Der Deutschland-Takt rückt näher

von Redaktion

VON WOLFGANG MULKE

Berlin – Zwei Jahre hat die Arbeit von Bahnunternehmen, Verbänden, Industrie und Verkehrsministerium gedauert, um einen Zeitplan für ein modernes Bahnsystem in Deutschland zu erstellen. Die Ziele sind langfristig angelegt. „Wir haben 2040 ein fast perfektes Bahnsystem“, sagte Enek Ferlemann, der Bahnbeauftragte der Bundesregierung, gestern in Berlin. Doch bis dahin ist es noch ein langer Weg, der erst zu einem kleinen Teil zurückgelegt wurde und jetzt zu einem „Schienenpakt“ der beteiligten Branchen und Behörden führte. Gestern haben deren Vertreter ihre Unterschrift unter die Vereinbarung gesetzt.

Ein Kernpunkt ist die Einführung des Deutschland-Taktes. Dahinter steht ein Fahrplan für den Fernverkehr, der die Metropolen in Deutschland halbstündlich, die größeren Städte stündlich miteinander verbindet. Zudem wird der Takt mit den Regionalzügen abgestimmt. „Eine kleine Revolution“ nannte Verkehrsminister Andreas Scheuer (CSU) den Schwenk in der Bahnpolitik.

Der Startschuss fällt beim Fahrplanwechsel im Dezember auf der Strecke von Hamburg nach Berlin. Dort werden die Züge künftig alle 30 Minuten losfahren.

Potenzial für den halbstündigen Takt besteht ab Dezember auch auf der Strecke München – Zürich. Die Reisezeit verkürzt sich zudem noch um eine halbe Stunde. Ein Jahr darauf geht es zwischen Ulm und Lindau mit dem Takt weiter. Reisende kommen hier eine gute Viertelstunde schneller ans Ziel. Auf der Trasse zwischen Stuttgart und Ulm solle es Ende 2022 losgehen, zwischen Braunschweig und Wolfsburg im folgenden Jahr.

Weitere große Korridore starten erst in der zweiten Hälfte des Jahrzehnts durch. Dann sind die Achsen von München bis Mannheim und München bis Würzburg sowie die Strecken zwischen Kassel und Hamburg sowie Hannover und Berlin dran. So erwarten es zumindest die Planer.
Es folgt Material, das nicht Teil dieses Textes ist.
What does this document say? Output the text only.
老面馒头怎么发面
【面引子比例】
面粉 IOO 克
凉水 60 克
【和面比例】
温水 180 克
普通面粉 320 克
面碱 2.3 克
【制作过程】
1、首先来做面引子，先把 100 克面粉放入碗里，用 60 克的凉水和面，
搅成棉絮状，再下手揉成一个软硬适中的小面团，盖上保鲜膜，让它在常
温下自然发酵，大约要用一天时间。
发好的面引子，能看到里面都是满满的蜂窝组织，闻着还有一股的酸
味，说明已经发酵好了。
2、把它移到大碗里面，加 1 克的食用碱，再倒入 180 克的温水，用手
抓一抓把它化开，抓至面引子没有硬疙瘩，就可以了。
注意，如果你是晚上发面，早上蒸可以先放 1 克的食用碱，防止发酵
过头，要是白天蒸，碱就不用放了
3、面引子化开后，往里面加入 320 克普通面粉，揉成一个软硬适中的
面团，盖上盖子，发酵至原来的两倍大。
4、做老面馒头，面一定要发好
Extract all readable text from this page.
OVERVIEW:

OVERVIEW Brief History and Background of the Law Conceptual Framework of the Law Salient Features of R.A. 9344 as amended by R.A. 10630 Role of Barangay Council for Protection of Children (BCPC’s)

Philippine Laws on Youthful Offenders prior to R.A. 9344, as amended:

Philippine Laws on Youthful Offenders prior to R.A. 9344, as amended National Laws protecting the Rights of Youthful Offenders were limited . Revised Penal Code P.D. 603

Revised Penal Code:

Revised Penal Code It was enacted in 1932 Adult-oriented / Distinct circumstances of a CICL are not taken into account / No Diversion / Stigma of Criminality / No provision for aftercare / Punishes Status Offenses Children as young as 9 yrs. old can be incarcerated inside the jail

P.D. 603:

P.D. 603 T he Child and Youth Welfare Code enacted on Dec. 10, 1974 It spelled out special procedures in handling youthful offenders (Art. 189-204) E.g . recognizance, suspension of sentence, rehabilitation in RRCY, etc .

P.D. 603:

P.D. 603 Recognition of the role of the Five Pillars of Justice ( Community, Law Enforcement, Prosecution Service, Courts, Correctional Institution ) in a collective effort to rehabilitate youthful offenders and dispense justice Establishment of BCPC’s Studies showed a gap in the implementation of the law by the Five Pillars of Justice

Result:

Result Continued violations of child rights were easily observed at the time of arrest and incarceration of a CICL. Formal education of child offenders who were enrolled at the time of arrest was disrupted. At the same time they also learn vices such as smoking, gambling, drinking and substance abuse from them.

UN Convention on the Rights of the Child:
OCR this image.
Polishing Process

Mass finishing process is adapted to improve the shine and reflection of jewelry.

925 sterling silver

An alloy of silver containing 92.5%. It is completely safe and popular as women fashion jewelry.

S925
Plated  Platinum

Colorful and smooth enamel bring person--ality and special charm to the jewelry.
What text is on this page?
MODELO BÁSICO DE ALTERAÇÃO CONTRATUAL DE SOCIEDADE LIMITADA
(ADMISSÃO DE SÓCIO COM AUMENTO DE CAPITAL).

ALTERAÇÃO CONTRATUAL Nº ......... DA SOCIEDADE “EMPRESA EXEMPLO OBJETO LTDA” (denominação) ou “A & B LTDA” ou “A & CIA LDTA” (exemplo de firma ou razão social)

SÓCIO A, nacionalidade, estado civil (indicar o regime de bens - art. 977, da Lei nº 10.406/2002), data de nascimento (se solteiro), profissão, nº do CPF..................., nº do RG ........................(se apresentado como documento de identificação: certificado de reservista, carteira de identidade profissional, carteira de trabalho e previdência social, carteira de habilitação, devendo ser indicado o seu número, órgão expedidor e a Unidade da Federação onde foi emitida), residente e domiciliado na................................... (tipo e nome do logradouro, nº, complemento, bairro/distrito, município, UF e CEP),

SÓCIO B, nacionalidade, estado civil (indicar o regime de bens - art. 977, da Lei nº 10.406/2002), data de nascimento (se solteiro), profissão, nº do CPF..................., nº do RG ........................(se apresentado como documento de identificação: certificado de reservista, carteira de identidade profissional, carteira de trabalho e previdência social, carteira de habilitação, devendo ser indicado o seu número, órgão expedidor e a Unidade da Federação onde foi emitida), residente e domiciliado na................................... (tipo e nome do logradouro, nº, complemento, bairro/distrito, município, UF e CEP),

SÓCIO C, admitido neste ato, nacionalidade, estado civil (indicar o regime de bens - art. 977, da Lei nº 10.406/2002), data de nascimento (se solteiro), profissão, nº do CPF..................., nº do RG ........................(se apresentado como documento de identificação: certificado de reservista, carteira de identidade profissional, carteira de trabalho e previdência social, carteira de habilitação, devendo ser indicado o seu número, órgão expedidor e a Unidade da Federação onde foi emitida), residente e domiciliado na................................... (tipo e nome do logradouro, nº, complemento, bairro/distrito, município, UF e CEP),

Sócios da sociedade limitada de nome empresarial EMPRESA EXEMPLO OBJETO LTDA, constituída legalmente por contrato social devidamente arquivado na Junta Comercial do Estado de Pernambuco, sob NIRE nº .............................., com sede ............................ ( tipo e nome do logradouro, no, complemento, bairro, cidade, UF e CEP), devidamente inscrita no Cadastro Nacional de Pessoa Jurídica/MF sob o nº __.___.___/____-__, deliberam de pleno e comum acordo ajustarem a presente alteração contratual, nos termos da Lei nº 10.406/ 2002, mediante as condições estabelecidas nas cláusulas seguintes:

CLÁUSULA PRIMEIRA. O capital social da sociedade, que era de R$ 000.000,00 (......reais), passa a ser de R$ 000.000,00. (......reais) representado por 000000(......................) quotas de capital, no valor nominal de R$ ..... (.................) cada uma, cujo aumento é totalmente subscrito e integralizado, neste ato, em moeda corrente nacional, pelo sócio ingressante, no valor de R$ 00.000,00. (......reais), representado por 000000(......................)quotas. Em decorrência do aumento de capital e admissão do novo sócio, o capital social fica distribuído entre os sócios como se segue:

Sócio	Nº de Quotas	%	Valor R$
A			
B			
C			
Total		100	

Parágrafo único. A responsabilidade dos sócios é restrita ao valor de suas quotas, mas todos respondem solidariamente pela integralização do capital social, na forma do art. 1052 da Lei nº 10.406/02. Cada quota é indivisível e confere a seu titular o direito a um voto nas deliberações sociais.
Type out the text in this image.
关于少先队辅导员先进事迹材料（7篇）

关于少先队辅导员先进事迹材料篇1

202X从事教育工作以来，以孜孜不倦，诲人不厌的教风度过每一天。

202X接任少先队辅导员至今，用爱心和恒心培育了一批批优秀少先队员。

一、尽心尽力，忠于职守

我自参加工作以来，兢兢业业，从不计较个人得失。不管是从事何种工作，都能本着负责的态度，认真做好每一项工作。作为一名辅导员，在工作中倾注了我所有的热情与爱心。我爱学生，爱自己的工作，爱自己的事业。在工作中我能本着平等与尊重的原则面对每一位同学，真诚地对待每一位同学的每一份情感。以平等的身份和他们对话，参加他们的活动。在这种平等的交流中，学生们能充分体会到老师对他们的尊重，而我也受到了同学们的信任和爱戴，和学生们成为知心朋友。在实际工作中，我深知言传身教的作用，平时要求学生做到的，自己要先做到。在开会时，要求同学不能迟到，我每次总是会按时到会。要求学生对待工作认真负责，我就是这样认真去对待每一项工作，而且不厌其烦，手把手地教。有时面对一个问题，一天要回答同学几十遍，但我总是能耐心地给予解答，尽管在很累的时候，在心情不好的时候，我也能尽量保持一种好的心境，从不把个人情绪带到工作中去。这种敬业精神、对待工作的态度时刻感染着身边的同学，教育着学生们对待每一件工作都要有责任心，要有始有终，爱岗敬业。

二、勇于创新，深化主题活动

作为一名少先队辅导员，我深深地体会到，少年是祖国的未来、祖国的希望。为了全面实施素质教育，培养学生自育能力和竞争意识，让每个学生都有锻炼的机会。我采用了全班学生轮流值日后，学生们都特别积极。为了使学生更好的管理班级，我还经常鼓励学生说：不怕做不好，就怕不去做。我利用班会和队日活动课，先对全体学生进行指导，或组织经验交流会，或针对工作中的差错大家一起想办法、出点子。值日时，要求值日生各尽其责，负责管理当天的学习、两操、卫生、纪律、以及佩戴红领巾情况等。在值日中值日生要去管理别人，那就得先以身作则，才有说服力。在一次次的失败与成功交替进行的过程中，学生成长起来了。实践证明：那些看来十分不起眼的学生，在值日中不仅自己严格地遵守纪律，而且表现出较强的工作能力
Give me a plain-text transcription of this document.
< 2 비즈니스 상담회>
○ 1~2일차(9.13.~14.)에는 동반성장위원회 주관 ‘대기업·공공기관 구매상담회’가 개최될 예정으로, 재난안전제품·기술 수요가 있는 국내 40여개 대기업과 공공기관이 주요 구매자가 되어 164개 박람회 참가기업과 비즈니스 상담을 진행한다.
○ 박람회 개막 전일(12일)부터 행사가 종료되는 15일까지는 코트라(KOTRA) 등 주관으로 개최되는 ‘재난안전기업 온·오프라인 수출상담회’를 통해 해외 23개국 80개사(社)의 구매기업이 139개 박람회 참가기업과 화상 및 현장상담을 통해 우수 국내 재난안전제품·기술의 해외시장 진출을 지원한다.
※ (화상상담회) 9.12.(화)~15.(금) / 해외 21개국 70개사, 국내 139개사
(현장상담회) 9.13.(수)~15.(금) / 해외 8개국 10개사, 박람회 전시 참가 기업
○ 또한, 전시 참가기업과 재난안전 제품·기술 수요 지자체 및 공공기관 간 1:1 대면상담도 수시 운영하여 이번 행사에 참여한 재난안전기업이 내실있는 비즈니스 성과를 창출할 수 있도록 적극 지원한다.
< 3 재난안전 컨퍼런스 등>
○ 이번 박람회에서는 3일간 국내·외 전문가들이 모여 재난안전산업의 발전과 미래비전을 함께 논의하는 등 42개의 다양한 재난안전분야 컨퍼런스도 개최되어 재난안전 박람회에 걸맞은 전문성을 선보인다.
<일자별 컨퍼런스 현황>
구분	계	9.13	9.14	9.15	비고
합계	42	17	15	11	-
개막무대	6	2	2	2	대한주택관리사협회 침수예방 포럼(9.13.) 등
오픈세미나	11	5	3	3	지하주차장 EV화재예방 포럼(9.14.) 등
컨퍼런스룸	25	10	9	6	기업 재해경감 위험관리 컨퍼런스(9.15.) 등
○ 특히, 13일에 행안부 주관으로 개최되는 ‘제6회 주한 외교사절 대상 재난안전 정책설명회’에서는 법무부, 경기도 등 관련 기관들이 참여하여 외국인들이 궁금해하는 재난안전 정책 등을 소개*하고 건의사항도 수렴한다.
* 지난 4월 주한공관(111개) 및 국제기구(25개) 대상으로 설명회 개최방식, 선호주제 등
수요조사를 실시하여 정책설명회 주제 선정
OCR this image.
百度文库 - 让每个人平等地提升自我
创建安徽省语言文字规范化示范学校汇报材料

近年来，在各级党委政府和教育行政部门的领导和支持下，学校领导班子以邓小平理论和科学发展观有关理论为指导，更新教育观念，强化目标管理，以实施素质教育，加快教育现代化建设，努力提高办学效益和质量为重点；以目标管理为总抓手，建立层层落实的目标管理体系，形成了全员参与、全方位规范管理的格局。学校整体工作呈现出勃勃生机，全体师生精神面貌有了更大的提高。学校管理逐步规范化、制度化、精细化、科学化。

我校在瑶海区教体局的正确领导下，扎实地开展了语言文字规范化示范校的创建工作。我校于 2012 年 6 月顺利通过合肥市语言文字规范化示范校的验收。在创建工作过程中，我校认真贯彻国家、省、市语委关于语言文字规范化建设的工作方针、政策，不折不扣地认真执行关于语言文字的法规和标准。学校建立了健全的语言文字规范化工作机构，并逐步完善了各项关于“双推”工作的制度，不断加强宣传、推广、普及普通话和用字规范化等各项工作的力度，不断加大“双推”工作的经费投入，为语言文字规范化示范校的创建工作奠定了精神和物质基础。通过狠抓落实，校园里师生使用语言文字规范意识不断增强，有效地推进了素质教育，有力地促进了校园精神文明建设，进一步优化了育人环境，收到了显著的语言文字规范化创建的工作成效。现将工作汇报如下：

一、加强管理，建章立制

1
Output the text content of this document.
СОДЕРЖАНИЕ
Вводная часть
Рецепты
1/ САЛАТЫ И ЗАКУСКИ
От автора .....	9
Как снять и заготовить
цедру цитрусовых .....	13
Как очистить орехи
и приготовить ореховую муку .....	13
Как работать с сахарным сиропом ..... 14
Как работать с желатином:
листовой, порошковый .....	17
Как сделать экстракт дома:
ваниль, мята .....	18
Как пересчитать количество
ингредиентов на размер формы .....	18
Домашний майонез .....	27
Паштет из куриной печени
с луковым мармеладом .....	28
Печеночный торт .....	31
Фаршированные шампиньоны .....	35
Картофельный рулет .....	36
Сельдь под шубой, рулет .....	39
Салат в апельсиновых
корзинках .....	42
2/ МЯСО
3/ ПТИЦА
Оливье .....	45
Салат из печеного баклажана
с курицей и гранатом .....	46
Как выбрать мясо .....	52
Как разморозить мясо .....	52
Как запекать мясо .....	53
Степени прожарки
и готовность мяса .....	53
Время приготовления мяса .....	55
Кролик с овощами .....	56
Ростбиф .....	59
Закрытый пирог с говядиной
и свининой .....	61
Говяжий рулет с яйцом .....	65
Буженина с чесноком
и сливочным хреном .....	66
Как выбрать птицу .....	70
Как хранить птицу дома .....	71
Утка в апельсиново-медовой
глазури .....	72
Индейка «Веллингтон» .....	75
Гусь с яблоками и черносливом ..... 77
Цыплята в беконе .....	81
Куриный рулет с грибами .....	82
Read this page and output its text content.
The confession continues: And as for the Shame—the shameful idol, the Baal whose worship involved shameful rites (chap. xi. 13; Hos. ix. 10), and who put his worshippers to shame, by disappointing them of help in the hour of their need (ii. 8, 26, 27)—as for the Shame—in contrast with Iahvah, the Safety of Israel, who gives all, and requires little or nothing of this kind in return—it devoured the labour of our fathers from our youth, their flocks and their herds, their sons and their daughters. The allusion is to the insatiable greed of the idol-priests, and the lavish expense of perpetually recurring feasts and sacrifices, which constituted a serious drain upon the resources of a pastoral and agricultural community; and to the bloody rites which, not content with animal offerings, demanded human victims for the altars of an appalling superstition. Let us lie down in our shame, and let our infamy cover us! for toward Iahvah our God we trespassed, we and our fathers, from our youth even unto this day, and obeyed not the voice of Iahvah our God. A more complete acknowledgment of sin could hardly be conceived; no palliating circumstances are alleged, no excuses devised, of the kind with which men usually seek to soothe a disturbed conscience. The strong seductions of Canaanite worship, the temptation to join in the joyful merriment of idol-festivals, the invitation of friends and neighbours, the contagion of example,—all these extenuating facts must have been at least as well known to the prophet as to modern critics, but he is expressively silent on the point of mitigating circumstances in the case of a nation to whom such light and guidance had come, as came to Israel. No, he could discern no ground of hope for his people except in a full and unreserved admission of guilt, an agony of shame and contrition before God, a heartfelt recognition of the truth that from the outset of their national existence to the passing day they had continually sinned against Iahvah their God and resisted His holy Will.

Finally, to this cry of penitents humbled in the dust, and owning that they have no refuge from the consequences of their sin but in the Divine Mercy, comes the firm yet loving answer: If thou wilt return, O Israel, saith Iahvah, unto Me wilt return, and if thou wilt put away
Ganz so einfach, wie die Logik des Taktverkehrs klingt, wird die Umsetzung allerdings nicht. So müssen die Kapazitäten des Schienennetzes dafür deutlich erhöht werden.

Auch die Finanzierung dieser Milliarden kostenden Arbeiten ist noch nicht gesichert, wie der bahnpolitischen Sprecher der Grünen, Matthias Gastel, kritisiert.

Auch wenn die Ziele des Schienenpaktes partei- und branchenübergreifend unterstützt werden, sind die Interessen der Beteiligten unterschiedlich. Die wohl größte Konfliktlinie verläuft zwischen Bundesregierung und Bahn auf der einen Seite und den gut 400 privaten Bahnunternehmen auf der anderen. So ist das Netzwerke Europäischer Eisenbahnen (NEE), das die Interessen der Güterbahnen vertritt, sauer auf Scheuer. Die Güterbahnen befürchten, dass sie durch den Halbstundentakt zwischen Hamburg und Berlin im wahrsten Wortsinn auf der Strecke bleiben. Dabei sieht der Pakt eine Gleichbehandlung von Güter- und Personenverkehr ausdrücklich vor. Denn das Ziel ist eine deutliche Steigerung der Gütertransporte von derzeit 18 Prozent auf 25 Prozent am Ende des Jahrzehnts. Im Vergleich zum Personenverkehr ist diese Vorgabe eher bescheiden. Dort soll sich die Zahl der Fahrgäste im gleichen Zeitraum verdoppeln.